Я смотрю на наши переплетенные руки.
— Дом, — шепчу я. — Я думала...
— Отдай мне должное. — Он слегка улыбается. — Как видишь, я крепче чем кажется.
Выдыхая, я опускаю голову ему на бок, вдыхая его запах поверх резкого, стерильного медицинского запаха. Он все еще здесь. — Тебе больше нельзя пробовать мою еду. Я запрещаю это.
Он сжимает мою руку с мягким упреком. — Это моя работа, Кэт. Если бы я этого не сделал, на этой койке была бы ты. Если бы ты вообще выжила.
Его голос звучит немного тверже, и мрачный тон заставляет меня покачать головой. — Значит, для тебя нормально оказаться здесь, но мне нет.

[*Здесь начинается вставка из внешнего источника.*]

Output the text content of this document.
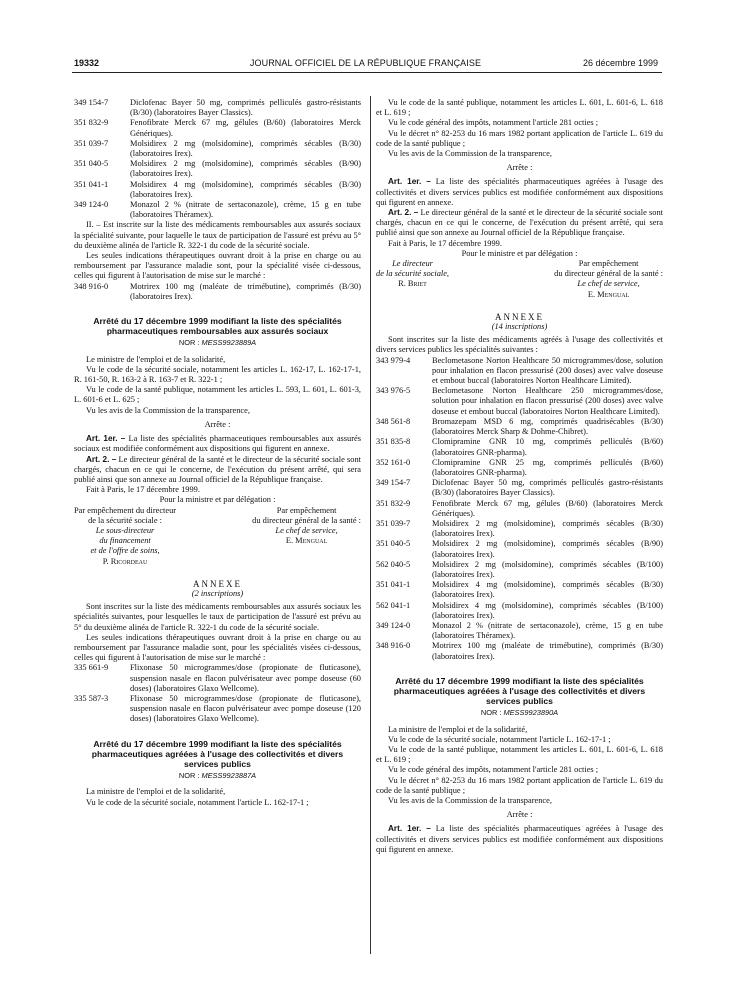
19332	JOURNAL OFFICIEL DE LA RÉPUBLIQUE FRANÇAISE	26 décembre 1999
349 154-7	Diclofenac Bayer 50 mg, comprimés pelliculés gastro-résistants (B/30) (laboratoires Bayer Classics).
351 832-9	Fenofibrate Merck 67 mg, gélules (B/60) (laboratoires Merck Génériques).
351 039-7	Molsidirex 2 mg (molsidomine), comprimés sécables (B/30) (laboratoires Irex).
351 040-5	Molsidirex 2 mg (molsidomine), comprimés sécables (B/90) (laboratoires Irex).
351 041-1	Molsidirex 4 mg (molsidomine), comprimés sécables (B/30) (laboratoires Irex).
349 124-0	Monazol 2 % (nitrate de sertaconazole), crème, 15 g en tube (laboratoires Théramex).

II. – Est inscrite sur la liste des médicaments remboursables aux assurés sociaux la spécialité suivante, pour laquelle le taux de participation de l'assuré est prévu au 5° du deuxième alinéa de l'article R. 322-1 du code de la sécurité sociale.

Les seules indications thérapeutiques ouvrant droit à la prise en charge ou au remboursement par l'assurance maladie sont, pour la spécialité visée ci-dessous, celles qui figurent à l'autorisation de mise sur le marché :

348 916-0	Motrirex 100 mg (maléate de trimébutine), comprimés (B/30) (laboratoires Irex).
Arrêté du 17 décembre 1999 modifiant la liste des spécialités pharmaceutiques remboursables aux assurés sociaux
NOR : MESS9923889A

Le ministre de l'emploi et de la solidarité,

Vu le code de la sécurité sociale, notamment les articles L. 162-17, L. 162-17-1, R. 161-50, R. 163-2 à R. 163-7 et R. 322-1 ;

Vu le code de la santé publique, notamment les articles L. 593, L. 601, L. 601-3, L. 601-6 et L. 625 ;

Vu les avis de la Commission de la transparence,

Arrête :

Art. 1er. – La liste des spécialités pharmaceutiques remboursables aux assurés sociaux est modifiée conformément aux dispositions qui figurent en annexe.

Art. 2. – Le directeur général de la santé et le directeur de la sécurité sociale sont chargés, chacun en ce qui le concerne, de l'exécution du présent arrêté, qui sera publié ainsi que son annexe au Journal officiel de la République française.

Fait à Paris, le 17 décembre 1999.

Pour la ministre et par délégation :

Par empêchement du directeur
de la sécurité sociale :
Le sous-directeur
du financement
et de l'offre de soins,
P. Ricordeau
Par empêchement
du directeur général de la santé :
Le chef de service,
E. Mengual
ANNEXE
(2 inscriptions)

Sont inscrites sur la liste des médicaments remboursables aux assurés sociaux les spécialités suivantes, pour lesquelles le taux de participation de l'assuré est prévu au 5° du deuxième alinéa de l'article R. 322-1 du code de la sécurité sociale.

Les seules indications thérapeutiques ouvrant droit à la prise en charge ou au remboursement par l'assurance maladie sont, pour les spécialités visées ci-dessous, celles qui figurent à l'autorisation de mise sur le marché :

335 661-9	Flixonase 50 microgrammes/dose (propionate de fluticasone), suspension nasale en flacon pulvérisateur avec pompe doseuse (60 doses) (laboratoires Glaxo Wellcome).
335 587-3	Flixonase 50 microgrammes/dose (propionate de fluticasone), suspension nasale en flacon pulvérisateur avec pompe doseuse (120 doses) (laboratoires Glaxo Wellcome).
Arrêté du 17 décembre 1999 modifiant la liste des spécialités pharmaceutiques agréées à l'usage des collectivités et divers services publics
NOR : MESS9923887A

La ministre de l'emploi et de la solidarité,

Vu le code de la sécurité sociale, notamment l'article L. 162-17-1 ;

Vu le code de la santé publique, notamment les articles L. 601, L. 601-6, L. 618 et L. 619 ;

Vu le code général des impôts, notamment l'article 281 octies ;

Vu le décret n° 82-253 du 16 mars 1982 portant application de l'article L. 619 du code de la santé publique ;

Vu les avis de la Commission de la transparence,

Arrête :

Art. 1er. – La liste des spécialités pharmaceutiques agréées à l'usage des collectivités et divers services publics est modifiée conformément aux dispositions qui figurent en annexe.

Art. 2. – Le directeur général de la santé et le directeur de la sécurité sociale sont chargés, chacun en ce qui le concerne, de l'exécution du présent arrêté, qui sera publié ainsi que son annexe au Journal officiel de la République française.

Fait à Paris, le 17 décembre 1999.

Pour le ministre et par délégation :

Le directeur
de la sécurité sociale,
R. Briet
Par empêchement
du directeur général de la santé :
Le chef de service,
E. Mengual
ANNEXE
(14 inscriptions)

Sont inscrites sur la liste des médicaments agréés à l'usage des collectivités et divers services publics les spécialités suivantes :

343 979-4	Beclometasone Norton Healthcare 50 microgrammes/dose, solution pour inhalation en flacon pressurisé (200 doses) avec valve doseuse et embout buccal (laboratoires Norton Healthcare Limited).
343 976-5	Beclometasone Norton Healthcare 250 microgrammes/dose, solution pour inhalation en flacon pressurisé (200 doses) avec valve doseuse et embout buccal (laboratoires Norton Healthcare Limited).
348 561-8	Bromazepam MSD 6 mg, comprimés quadrisécables (B/30) (laboratoires Merck Sharp & Dohme-Chibret).
351 835-8	Clomipramine GNR 10 mg, comprimés pelliculés (B/60) (laboratoires GNR-pharma).
352 161-0	Clomipramine GNR 25 mg, comprimés pelliculés (B/60) (laboratoires GNR-pharma).
349 154-7	Diclofenac Bayer 50 mg, comprimés pelliculés gastro-résistants (B/30) (laboratoires Bayer Classics).
351 832-9	Fenofibrate Merck 67 mg, gélules (B/60) (laboratoires Merck Génériques).
351 039-7	Molsidirex 2 mg (molsidomine), comprimés sécables (B/30) (laboratoires Irex).
351 040-5	Molsidirex 2 mg (molsidomine), comprimés sécables (B/90) (laboratoires Irex).
562 040-5	Molsidirex 2 mg (molsidomine), comprimés sécables (B/100) (laboratoires Irex).
351 041-1	Molsidirex 4 mg (molsidomine), comprimés sécables (B/30) (laboratoires Irex).
562 041-1	Molsidirex 4 mg (molsidomine), comprimés sécables (B/100) (laboratoires Irex).
349 124-0	Monazol 2 % (nitrate de sertaconazole), crème, 15 g en tube (laboratoires Théramex).
348 916-0	Motrirex 100 mg (maléate de trimébutine), comprimés (B/30) (laboratoires Irex).
Arrêté du 17 décembre 1999 modifiant la liste des spécialités pharmaceutiques agréées à l'usage des collectivités et divers services publics
NOR : MESS9923890A

La ministre de l'emploi et de la solidarité,

Vu le code de la sécurité sociale, notamment l'article L. 162-17-1 ;

Vu le code de la santé publique, notamment les articles L. 601, L. 601-6, L. 618 et L. 619 ;

Vu le code général des impôts, notamment l'article 281 octies ;

Vu le décret n° 82-253 du 16 mars 1982 portant application de l'article L. 619 du code de la santé publique ;

Vu les avis de la Commission de la transparence,

Arrête :

Art. 1er. – La liste des spécialités pharmaceutiques agréées à l'usage des collectivités et divers services publics est modifiée conformément aux dispositions qui figurent en annexe.
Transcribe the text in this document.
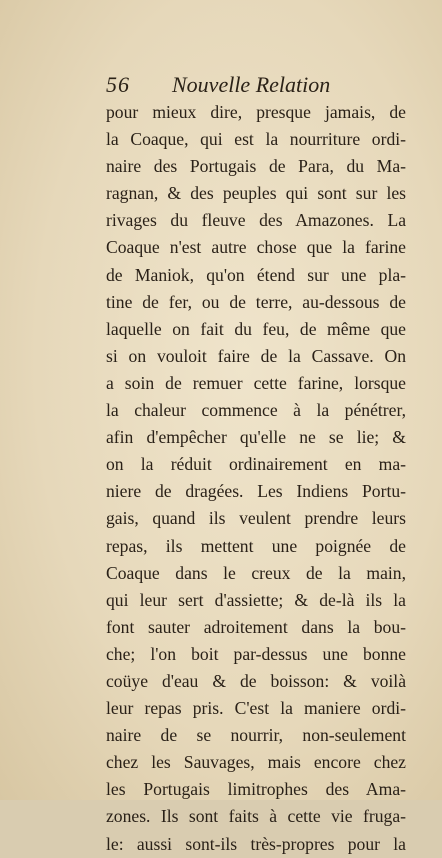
56 Nouvelle Relation
pour mieux dire, presque jamais, de
la Coaque, qui est la nourriture ordi-
naire des Portugais de Para, du Ma-
ragnan, & des peuples qui sont sur les
rivages du fleuve des Amazones. La
Coaque n'est autre chose que la farine
de Maniok, qu'on étend sur une pla-
tine de fer, ou de terre, au-dessous de
laquelle on fait du feu, de même que
si on vouloit faire de la Cassave. On
a soin de remuer cette farine, lorsque
la chaleur commence à la pénétrer,
afin d'empêcher qu'elle ne se lie; &
on la réduit ordinairement en ma-
niere de dragées. Les Indiens Portu-
gais, quand ils veulent prendre leurs
repas, ils mettent une poignée de
Coaque dans le creux de la main,
qui leur sert d'assiette; & de-là ils la
font sauter adroitement dans la bou-
che; l'on boit par-dessus une bonne
coüye d'eau & de boisson: & voilà
leur repas pris. C'est la maniere ordi-
naire de se nourrir, non-seulement
chez les Sauvages, mais encore chez
les Portugais limitrophes des Ama-
zones. Ils sont faits à cette vie fruga-
le: aussi sont-ils très-propres pour la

— Звучит примерно так. — Он пытается пошевелиться, подтянуться, прежде чем со стоном падает обратно. — Господи. Помоги мне подняться.
— Зачем? — Я осторожно обнимаю его за плечи. Страдальческий хрип вырывается у него, когда он вцепляется руками в металлические прутья по бокам кровати.
— Я выписываюсь.
Я роняю его. Наполовину от удивления, но и наполовину от явного гребаного раздражения, потому что Доменико Росси, несомненно, самый упрямый мужчина, которого я когда-либо встречала.
И это действительно о чем-то говорит, учитывая мое воспитание. — Ты не выписываешь!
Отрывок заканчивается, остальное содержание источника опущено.